Beatrix von Storch, stellv. AfD-Parteivorsitzende
Beatrix von Storch, stellv. AfD-Parteivorsitzende

12.03.2016

Spiegel: Islamkritik im Fokus Storch will AfD zur Anti-Islam-Partei machen

Die "Alternative für Deutschland" will den Kampf gegen den Islam ins programmatische Zentrum rücken. Das geht aus E-Mails des Parteivorstands hervor. Auch Katholische Publizisten äußern Kritik.

Die Themen Asyl und Euro seien nach Auffassung von AfD-Vizechefin Beatrix von Storch "verbraucht", schreibt das Hamburger Nachrichtenmagazin am Samstag unter Berufung auf E-Mails des Parteivorstands, die dem "Spiegel" und dem Recherchezentrum Correctiv.org vorlägen. Darin schreibe von Storch an Vorstandskollegen, dass "der Islam das brisanteste Thema des Programms überhaupt" und für die "Außenkommunikation" am besten geeignet sei. "Die Presse wird sich auf unsere Ablehnung des politischen Islams stürzen wie auf kein zweites Thema des Programms." Vor der AfD-Basis wollte Storch nach "Spiegel"-Angaben diese Strategie aber geheim halten. Zum Ärger vieler Parteifreunde seien entsprechende Passagen nicht in den Unterlagen enthalten gewesen, die für eine interne Umfrage an die Mitglieder versandt worden seien.

"Hochgefährlich und spalterisch"

Nach Informationen der "Bild"-Zeitung enthält der Programmentwurf auch die Forderung, ein Beschneidungsverbot für jüdische und muslimische Jungen einzuführen. Die Präsidentin der Israelitischen Kultusgemeinde München und frühere Präsidentin des Zentralrats der Juden, Charlotte Knobloch, sowie der Vorsitzende des Zentralrats der Muslime, Aiman Mazyek, kritisierten dies scharf. "Ganz offensichtlich träumt die AfD von einem Deutschland, in dem jüdisches Leben keine Zukunft hat. Anders ist dieser perfide Griff in die unterste Schublade des Populismus und Antisemitismus kurz vor einem wichtigen Wahltag nicht zu erklären", sagte Knobloch der Zeitung. Mazyek nannte das AfD-Vorhaben "hochgefährlich und spalterisch". Damit zeige die AfD ihr "wahres Gesicht". Der Ritus für Muslime und Juden sei Jahrtausend alt, bewährt und komplikationsarm.

Beschneidung des männlichen Kindes

Die AfD-Vorsitzende Frauke Petry verwies laut "Bild" darauf, dass die "Abwägung zwischen körperlicher Unversehrtheit gesunder Kleinkinder und der Religionsfreiheit" in der AfD ebenso "umstritten" sei wie unter Verfassungsrechtlern. Eine Entscheidung über die Forderung sei dem Parteitag vorbehalten.

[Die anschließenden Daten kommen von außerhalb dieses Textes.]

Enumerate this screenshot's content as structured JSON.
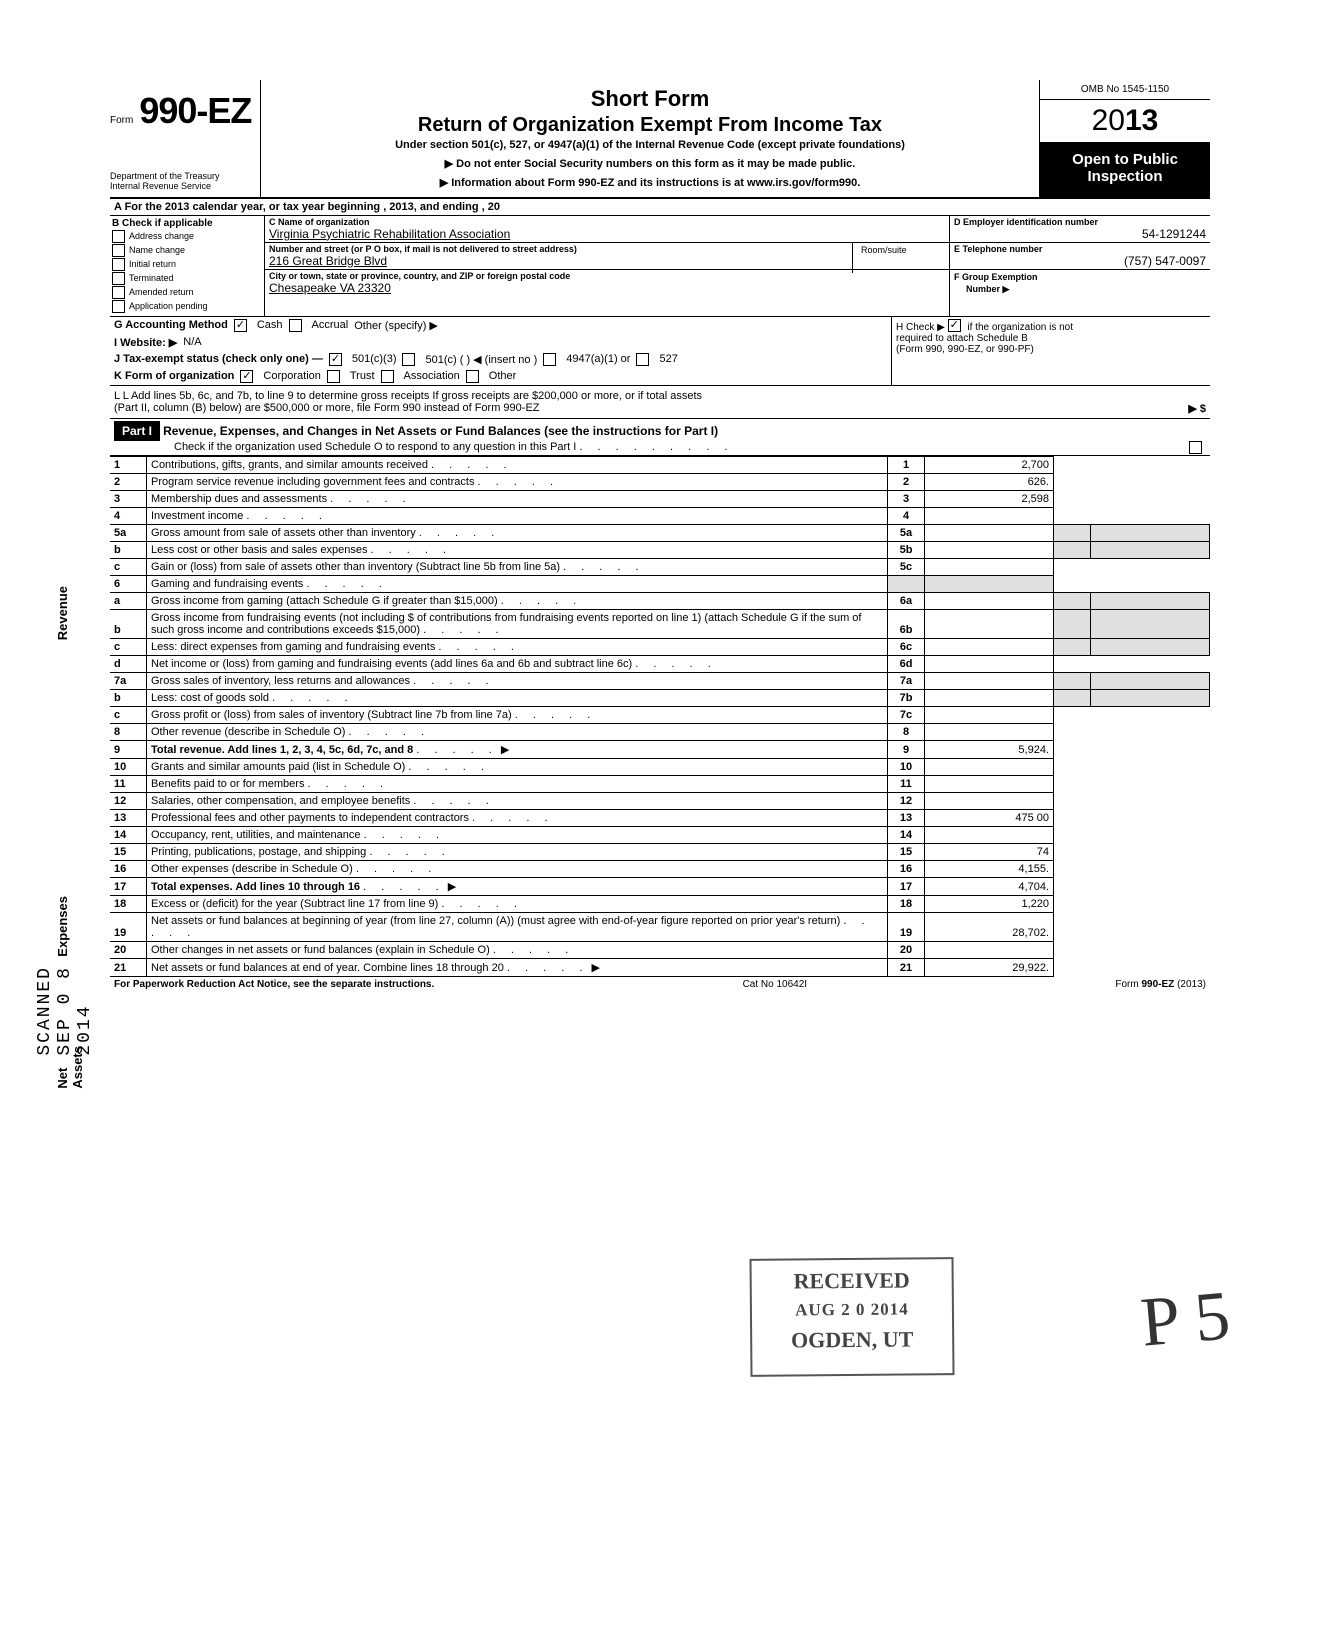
{
  "meta": {
    "omb": "OMB No 1545-1150",
    "year_prefix": "20",
    "year_bold": "13",
    "form_word": "Form",
    "form_num": "990-EZ",
    "dept1": "Department of the Treasury",
    "dept2": "Internal Revenue Service",
    "open1": "Open to Public",
    "open2": "Inspection"
  },
  "titles": {
    "short": "Short Form",
    "main": "Return of Organization Exempt From Income Tax",
    "under": "Under section 501(c), 527, or 4947(a)(1) of the Internal Revenue Code (except private foundations)",
    "warn": "▶ Do not enter Social Security numbers on this form as it may be made public.",
    "info": "▶ Information about Form 990-EZ and its instructions is at www.irs.gov/form990."
  },
  "rowA": "A  For the 2013 calendar year, or tax year beginning                                                                     , 2013, and ending                                              , 20",
  "colB": {
    "hdr": "B Check if applicable",
    "items": [
      "Address change",
      "Name change",
      "Initial return",
      "Terminated",
      "Amended return",
      "Application pending"
    ]
  },
  "colC": {
    "name_lbl": "C  Name of organization",
    "name_val": "Virginia Psychiatric Rehabilitation Association",
    "street_lbl": "Number and street (or P O box, if mail is not delivered to street address)",
    "room_lbl": "Room/suite",
    "street_val": "216 Great Bridge Blvd",
    "city_lbl": "City or town, state or province, country, and ZIP or foreign postal code",
    "city_val": "Chesapeake   VA  23320"
  },
  "colDE": {
    "d_lbl": "D Employer identification number",
    "d_val": "54-1291244",
    "e_lbl": "E Telephone number",
    "e_val": "(757) 547-0097",
    "f_lbl": "F Group Exemption",
    "f_lbl2": "Number ▶"
  },
  "rowG": {
    "g": "G Accounting Method",
    "cash": "Cash",
    "accrual": "Accrual",
    "other": "Other (specify) ▶"
  },
  "rowH": {
    "text": "H Check ▶",
    "text2": "if the organization is not",
    "text3": "required to attach Schedule B",
    "text4": "(Form 990, 990-EZ, or 990-PF)"
  },
  "rowI": {
    "i": "I  Website: ▶",
    "val": "N/A"
  },
  "rowJ": {
    "j": "J Tax-exempt status (check only one) —",
    "o1": "501(c)(3)",
    "o2": "501(c) (        ) ◀ (insert no )",
    "o3": "4947(a)(1) or",
    "o4": "527"
  },
  "rowK": {
    "k": "K Form of organization",
    "o1": "Corporation",
    "o2": "Trust",
    "o3": "Association",
    "o4": "Other"
  },
  "rowL": {
    "l1": "L  Add lines 5b, 6c, and 7b, to line 9 to determine gross receipts  If gross receipts are $200,000 or more, or if total assets",
    "l2": "(Part II, column (B) below) are $500,000 or more, file Form 990 instead of Form 990-EZ",
    "arrow": "▶   $"
  },
  "part1": {
    "hdr": "Part I",
    "title": "Revenue, Expenses, and Changes in Net Assets or Fund Balances (see the instructions for Part I)",
    "check": "Check if the organization used Schedule O to respond to any question in this Part I"
  },
  "lines": [
    {
      "n": "1",
      "d": "Contributions, gifts, grants, and similar amounts received",
      "rn": "1",
      "rv": "2,700"
    },
    {
      "n": "2",
      "d": "Program service revenue including government fees and contracts",
      "rn": "2",
      "rv": "626."
    },
    {
      "n": "3",
      "d": "Membership dues and assessments",
      "rn": "3",
      "rv": "2,598"
    },
    {
      "n": "4",
      "d": "Investment income",
      "rn": "4",
      "rv": ""
    },
    {
      "n": "5a",
      "d": "Gross amount from sale of assets other than inventory",
      "mn": "5a",
      "mv": ""
    },
    {
      "n": "b",
      "d": "Less cost or other basis and sales expenses",
      "mn": "5b",
      "mv": ""
    },
    {
      "n": "c",
      "d": "Gain or (loss) from sale of assets other than inventory (Subtract line 5b from line 5a)",
      "rn": "5c",
      "rv": ""
    },
    {
      "n": "6",
      "d": "Gaming and fundraising events"
    },
    {
      "n": "a",
      "d": "Gross income from gaming (attach Schedule G if greater than $15,000)",
      "mn": "6a",
      "mv": ""
    },
    {
      "n": "b",
      "d": "Gross income from fundraising events (not including  $                       of contributions from fundraising events reported on line 1) (attach Schedule G if the sum of such gross income and contributions exceeds $15,000)",
      "mn": "6b",
      "mv": ""
    },
    {
      "n": "c",
      "d": "Less: direct expenses from gaming and fundraising events",
      "mn": "6c",
      "mv": ""
    },
    {
      "n": "d",
      "d": "Net income or (loss) from gaming and fundraising events (add lines 6a and 6b and subtract line 6c)",
      "rn": "6d",
      "rv": ""
    },
    {
      "n": "7a",
      "d": "Gross sales of inventory, less returns and allowances",
      "mn": "7a",
      "mv": ""
    },
    {
      "n": "b",
      "d": "Less: cost of goods sold",
      "mn": "7b",
      "mv": ""
    },
    {
      "n": "c",
      "d": "Gross profit or (loss) from sales of inventory (Subtract line 7b from line 7a)",
      "rn": "7c",
      "rv": ""
    },
    {
      "n": "8",
      "d": "Other revenue (describe in Schedule O)",
      "rn": "8",
      "rv": ""
    },
    {
      "n": "9",
      "d": "Total revenue. Add lines 1, 2, 3, 4, 5c, 6d, 7c, and 8",
      "rn": "9",
      "rv": "5,924.",
      "bold": true,
      "arrow": true
    },
    {
      "n": "10",
      "d": "Grants and similar amounts paid (list in Schedule O)",
      "rn": "10",
      "rv": ""
    },
    {
      "n": "11",
      "d": "Benefits paid to or for members",
      "rn": "11",
      "rv": ""
    },
    {
      "n": "12",
      "d": "Salaries, other compensation, and employee benefits",
      "rn": "12",
      "rv": ""
    },
    {
      "n": "13",
      "d": "Professional fees and other payments to independent contractors",
      "rn": "13",
      "rv": "475 00"
    },
    {
      "n": "14",
      "d": "Occupancy, rent, utilities, and maintenance",
      "rn": "14",
      "rv": ""
    },
    {
      "n": "15",
      "d": "Printing, publications, postage, and shipping",
      "rn": "15",
      "rv": "74"
    },
    {
      "n": "16",
      "d": "Other expenses (describe in Schedule O)",
      "rn": "16",
      "rv": "4,155."
    },
    {
      "n": "17",
      "d": "Total expenses. Add lines 10 through 16",
      "rn": "17",
      "rv": "4,704.",
      "bold": true,
      "arrow": true
    },
    {
      "n": "18",
      "d": "Excess or (deficit) for the year (Subtract line 17 from line 9)",
      "rn": "18",
      "rv": "1,220"
    },
    {
      "n": "19",
      "d": "Net assets or fund balances at beginning of year (from line 27, column (A)) (must agree with end-of-year figure reported on prior year's return)",
      "rn": "19",
      "rv": "28,702."
    },
    {
      "n": "20",
      "d": "Other changes in net assets or fund balances (explain in Schedule O)",
      "rn": "20",
      "rv": ""
    },
    {
      "n": "21",
      "d": "Net assets or fund balances at end of year. Combine lines 18 through 20",
      "rn": "21",
      "rv": "29,922.",
      "arrow": true
    }
  ],
  "side_labels": {
    "scanned": "SCANNED SEP 0 8 2014",
    "revenue": "Revenue",
    "expenses": "Expenses",
    "netassets": "Net Assets"
  },
  "stamp": {
    "l1": "RECEIVED",
    "l2": "AUG 2 0 2014",
    "l3": "OGDEN, UT"
  },
  "footer": {
    "left": "For Paperwork Reduction Act Notice, see the separate instructions.",
    "mid": "Cat No 10642I",
    "right": "Form 990-EZ (2013)"
  },
  "initial": "P     5"
}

In dem 72-seitigen Programmentwurf heißt es nach Angaben es Blattes, die Beschneidung des männlichen Kindes sei als "verfassungs- und rechtswidrig" abzulehnen. Der Ritus verstoße gegen die Menschenwürde und missachte die Grundrechte auf körperliche Unversehrtheit und Selbstbestimmung der betroffenen Kinder.

Katholische Publizisten sehen Graben zwischen Christen und AfD

Zwischen dem Christentum und der AfD verläuft nach Einschätzung der Gesellschaft Katholischer Publizisten (GKP) "ein unüberbrückbarer Graben". "Die Infragestellung elementarer Freiheitsrechte ist eine Bedrohung unserer Gesellschaft", erklärte der Journalistenverband bei seiner Jahrestagung am Samstag in Trier.

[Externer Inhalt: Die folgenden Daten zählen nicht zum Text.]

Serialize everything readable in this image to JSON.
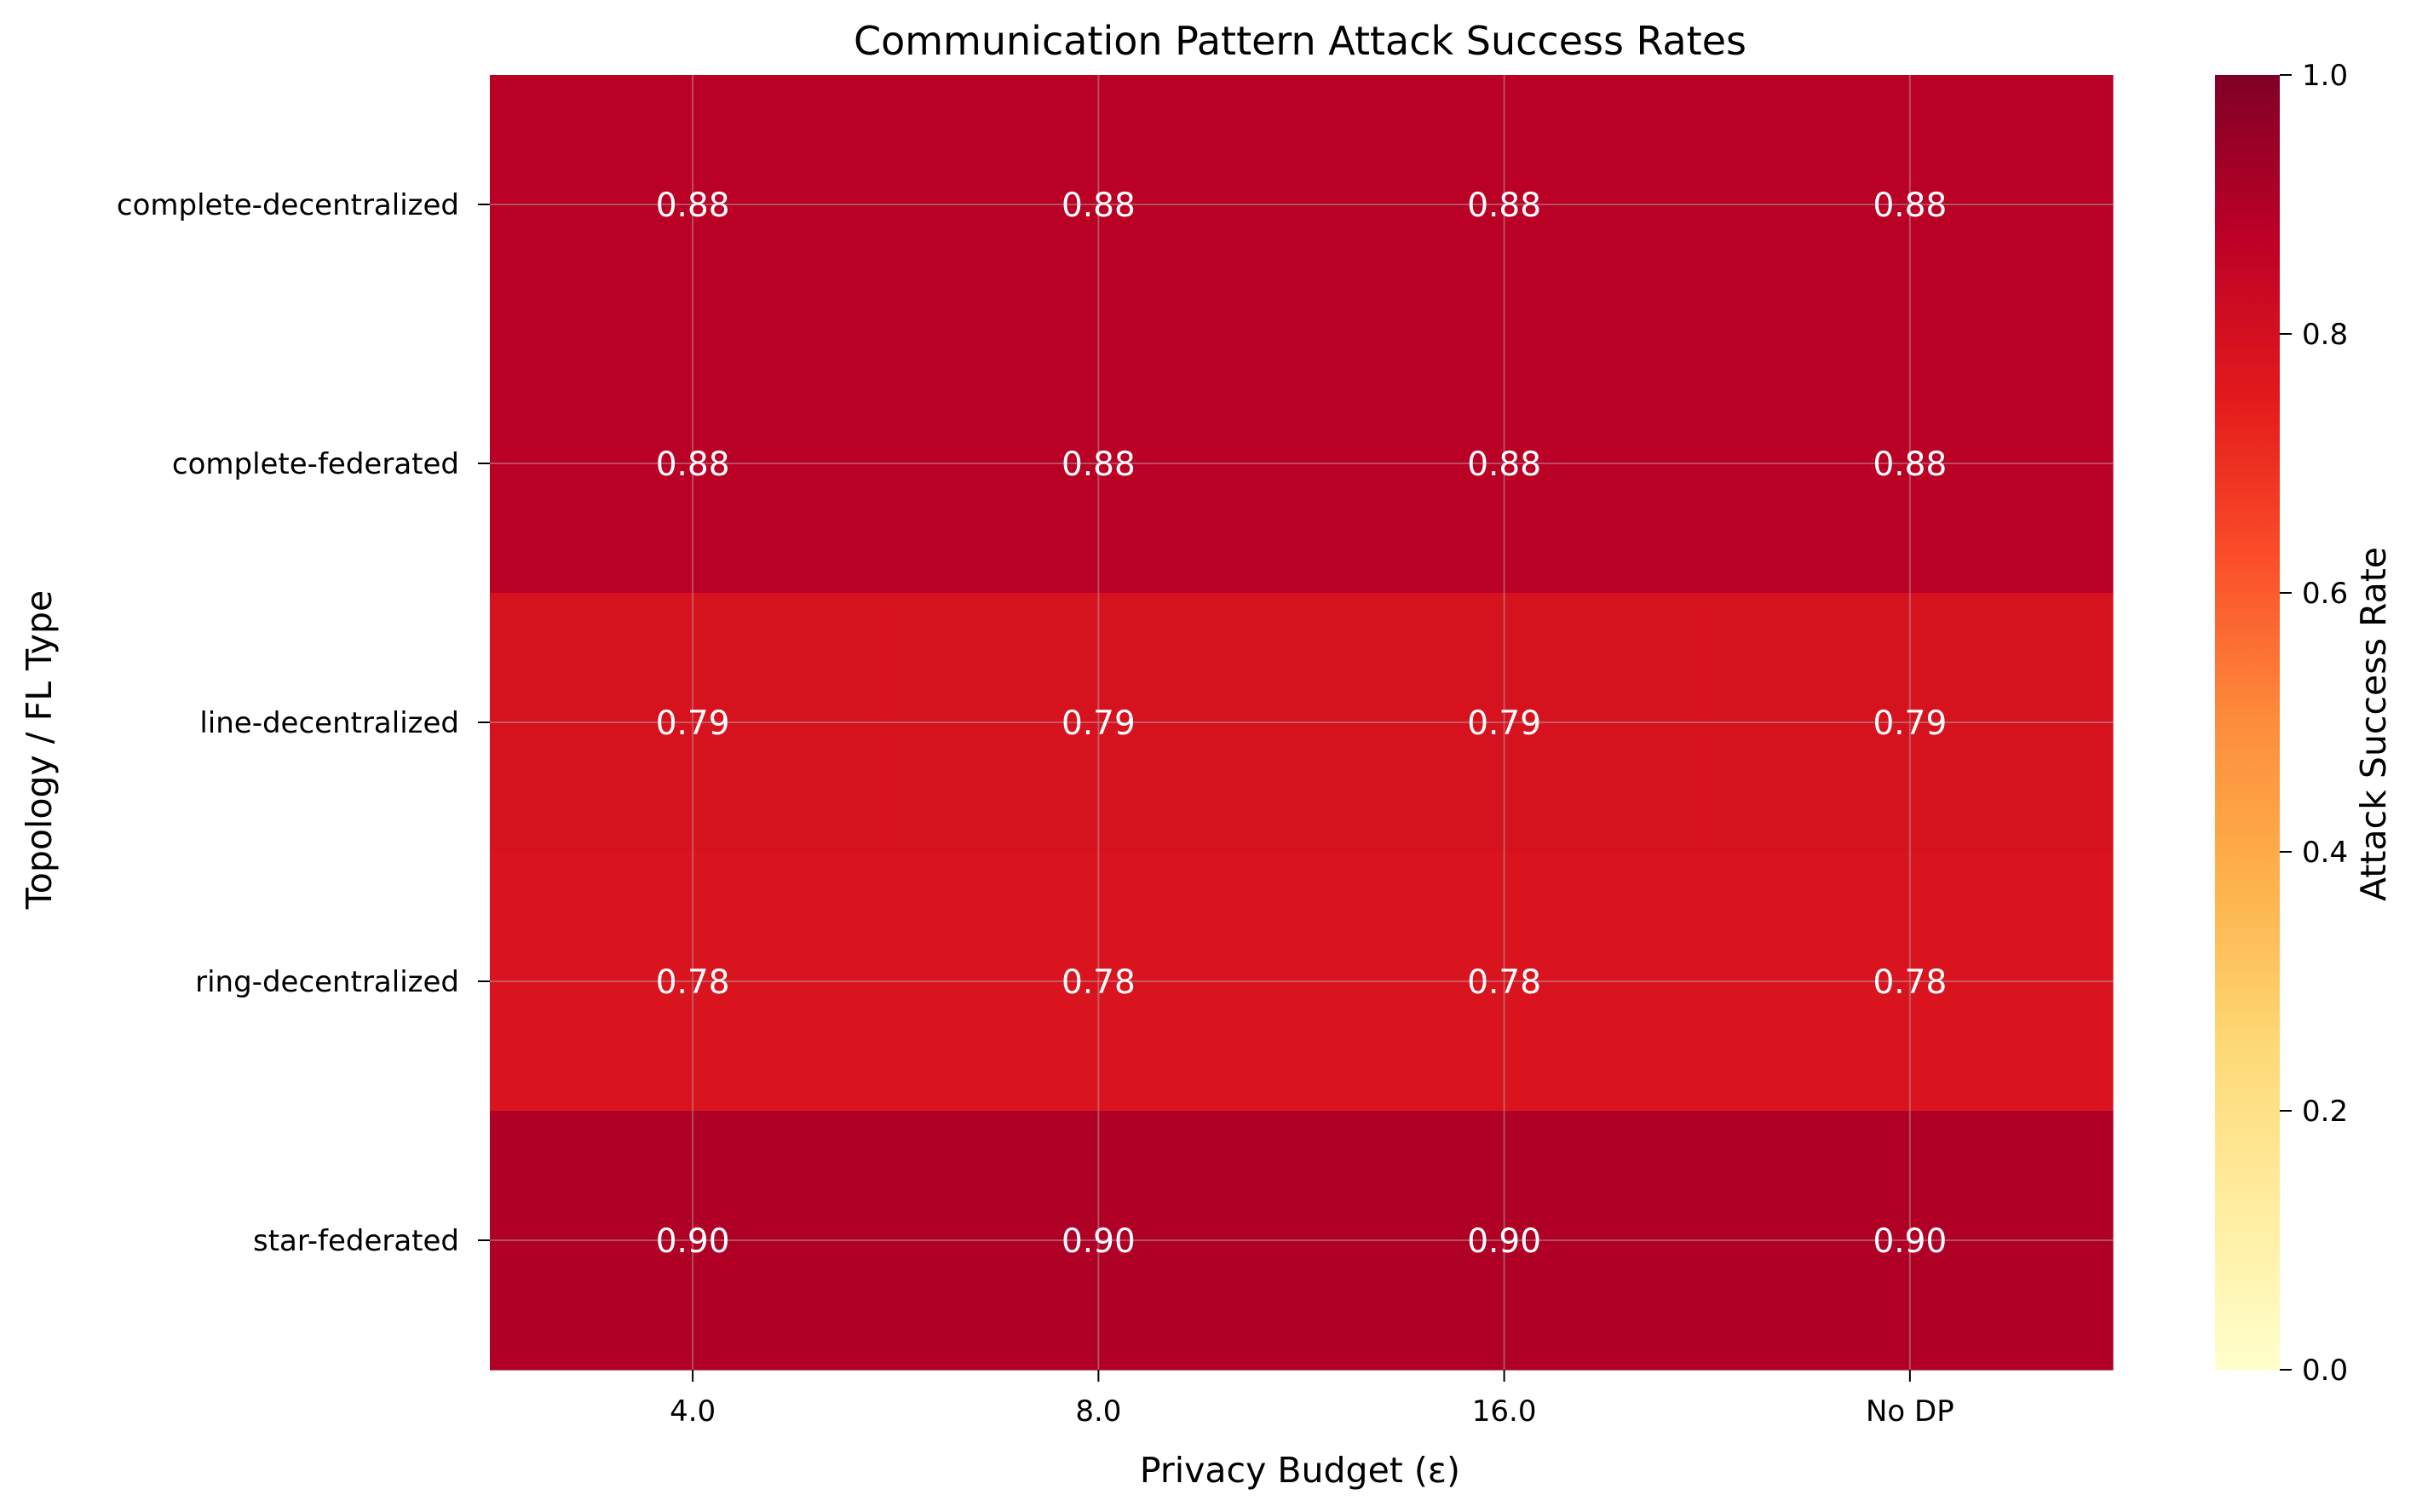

Damit schloss er sich der Kritik der deutschen Bischöfe und des Zentralkomitees der deutschen Katholiken an der AfD an. Die Partei vertrete "menschenverachtende, demokratiefeindliche Positionen" und versuche, Medienvertreter an einer freien, kritischen Berichterstattung zu hindern, heißt es in der Erklärung.